Speaking to the Sunday Post, the parents have revealed what they're planning on doing to ensure their household doesn't plunge into chaos.

Getting out in the garden, doing some DIY and signing up to Netflix are some of the activities high on their list.

Mrs Hann, 50, who works in a cafe, said: "It’s a little bit crazy, a little bit chaotic and a little bit scary, but it’s actually nice to get back to being a family.

"Usually everyone is in and out at different times for work and school but now we are all stuck at home, we are getting back to a routine and it’s mad, but in a lot of ways not such a bad thing.

“We’ve had to adjust with introducing rules and a bit more routine and activity, but we’re surviving and working well together.

"It just shows you how strong the family bond can be.”
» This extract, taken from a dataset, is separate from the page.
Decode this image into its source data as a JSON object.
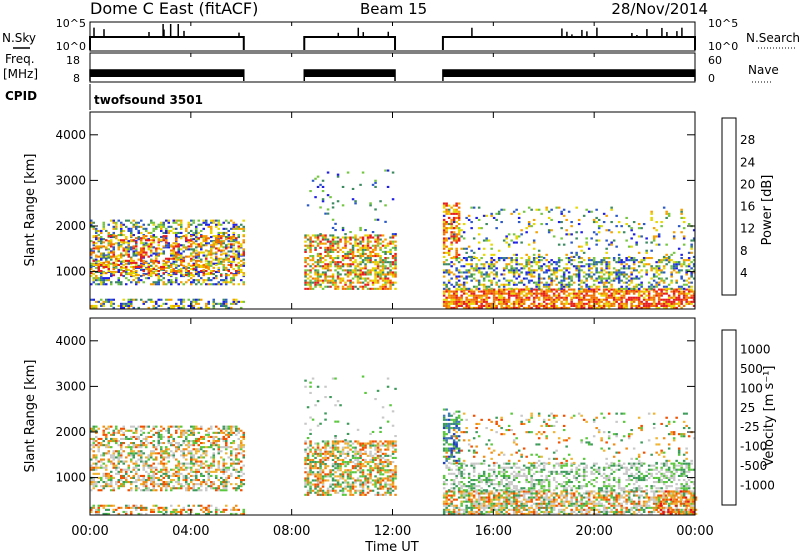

Her husband, a nurse practitioner at Ninewells hospital in Dundee, is busy helping to tackle the coronavirus pandemic

But the Hanns, who are Mormons, say they have split up chores to get on with around the house on a daily basis.

They also admit they're encouraging the kids to work as a team and to keep up their exercise, such as walking the dog, Buster.

Emma added: "We now have some conditions, like no TV if the house isn’t tidy, and the kids need to clear away their own dishes after meals and take turns helping prepare dinner for the rest of the family.

"We aren’t really doing home-schooling. We have a few learning apps and homework packs, so are working through those a little every day, although the schedule isn’t rigid.

"It would be too hard to keep that many kids in check all day long.”

Alice, 21, and is good at maths, is helping her teenage siblings.